GÜLEGÜLE: Bununla ilgili hayati bir şey yapılabilir mi yani neler yapılabiliri anlattığınızda onlara önerileriniz ne oluyor bunlarla ilgili?

Açıkça emek hırsızlığı yapıyorlar

ÇAKTIR: Şunu görebiliyoruz; tamam bir kanun çıkarılıyor veya bir belge çıkarılıyor veya herhangi bir yönetmelikten bir şey yapılıyor tamam da denetim hiç yok. Gittiğimiz pek çok yerde denetim noksanlığını gördük. Bu denetim noksanlığı gidermek için, TOFED olarak her ilde örgütlendiğimiz için, bize de resmi yetki verilsin istedik, isteriz de. En azından onlarla beraber yapacakları uygulamalarda ve denetimlerde bizleri de yanlarında götürebilirler diye düşünüyoruz. Ne yapılabilir diye şunu da söyleyebilirim; herkes yaptığı iş hangi belgeye dayanıyorsa o işi yapsın istiyoruz. Bu şekilde taşımacılık yapanların da, açık ve alenen zaten kendi belgeleri içinde çalışmadıklarını başkasının emeklerine hırsızlık yaptıklarını görebiliyoruz.

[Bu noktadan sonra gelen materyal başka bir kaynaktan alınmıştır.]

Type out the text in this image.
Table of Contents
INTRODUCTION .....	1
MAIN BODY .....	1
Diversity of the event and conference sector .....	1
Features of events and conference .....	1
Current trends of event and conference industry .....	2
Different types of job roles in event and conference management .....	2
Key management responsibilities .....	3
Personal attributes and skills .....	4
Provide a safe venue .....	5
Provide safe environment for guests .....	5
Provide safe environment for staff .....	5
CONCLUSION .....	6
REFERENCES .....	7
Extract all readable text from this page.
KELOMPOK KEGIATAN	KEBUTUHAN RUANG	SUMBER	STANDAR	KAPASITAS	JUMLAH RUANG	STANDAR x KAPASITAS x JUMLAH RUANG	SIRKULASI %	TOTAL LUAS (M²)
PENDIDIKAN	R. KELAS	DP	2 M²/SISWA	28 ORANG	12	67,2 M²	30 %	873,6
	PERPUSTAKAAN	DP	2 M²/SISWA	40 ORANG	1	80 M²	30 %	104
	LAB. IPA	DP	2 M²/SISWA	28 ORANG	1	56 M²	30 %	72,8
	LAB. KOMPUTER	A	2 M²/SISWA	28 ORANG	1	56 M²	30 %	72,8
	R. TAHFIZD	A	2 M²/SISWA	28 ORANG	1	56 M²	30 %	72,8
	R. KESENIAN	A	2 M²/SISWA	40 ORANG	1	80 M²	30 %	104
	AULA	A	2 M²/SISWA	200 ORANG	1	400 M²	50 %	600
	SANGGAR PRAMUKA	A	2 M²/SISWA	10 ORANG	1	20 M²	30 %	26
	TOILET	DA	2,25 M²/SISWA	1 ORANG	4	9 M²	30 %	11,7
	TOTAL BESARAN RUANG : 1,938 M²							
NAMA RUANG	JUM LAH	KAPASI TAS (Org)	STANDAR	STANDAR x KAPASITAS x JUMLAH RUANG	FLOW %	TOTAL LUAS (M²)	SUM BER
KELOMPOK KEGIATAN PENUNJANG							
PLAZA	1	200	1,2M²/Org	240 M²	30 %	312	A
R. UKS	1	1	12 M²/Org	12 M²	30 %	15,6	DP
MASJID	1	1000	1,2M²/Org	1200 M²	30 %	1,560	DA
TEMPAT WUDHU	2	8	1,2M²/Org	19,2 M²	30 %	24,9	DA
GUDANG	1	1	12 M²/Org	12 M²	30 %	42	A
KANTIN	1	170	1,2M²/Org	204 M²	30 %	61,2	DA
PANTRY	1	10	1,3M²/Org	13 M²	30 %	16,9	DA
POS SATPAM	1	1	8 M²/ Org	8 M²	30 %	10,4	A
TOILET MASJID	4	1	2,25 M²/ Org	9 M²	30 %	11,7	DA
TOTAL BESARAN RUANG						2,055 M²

GÜLEGÜLE: Burada hayati vurucu konu şu olmalı mı o zaman Musa Bey; hani TOFED bu konuda ulaştırma bakanlığından yetki istiyor bu yetki ile beraber bu sorunun çözümüne katkı sağlayıp ortadan kaldırmanın peşindeyiz diyorsunuz yani.

Denetimin bir parçası olmak istiyoruz

ÇAKTIR: Kesinlikle öyle. Eğer biz de bu denetim sürecinin içerisinde olursak; çünkü biz sahada çalışanlarız ve işin uzmanıyız, sektörün içinden geliyoruz, neler olabileceğini, neler yapıldığını çok iyi biliyoruz ve bunları zaten detayları ile beraber kendilerine sunuyoruz. Dolayısıyla biz sektörün tek sivil toplum kuruluşu olarak yanlarında olursak, sahada daha fazla iş yapabileceğimize ve korsan taşımacılığı bitirebileceğimize inanıyoruz.

GÜLEGÜLE: Bakanlığa bu konudaki talebinizi ilettiniz mi; ilettiyseniz son durum ne?

Yetkiyi almanın peşini bırakmayacağı

ÇAKTIR: Çalıştayda da bu talebi dile getirip, yetki istediğimizi bakanlık yetkililerine açıkça bildirdik. Yani bir sivil toplum kuruluşu olarak bizim yetkimiz olmalı dedik. Sektörün yanında sektörün, beraberinde yetki istediğimizi söyledik. Ama bu isteğimizi daha net olarak dillendirip, yetkiyi alıp sonuca varmak istiyoruz. Federasyonumuzun etkinliğini kullanarak, bakanlık yetkililerine konuyu daha detaylı anlatarak inşallah yetki alacağız.

GÜLEGÜLE: Çalışma derken TÜRSAB modeli bir denetim sistemi mantıklı mı?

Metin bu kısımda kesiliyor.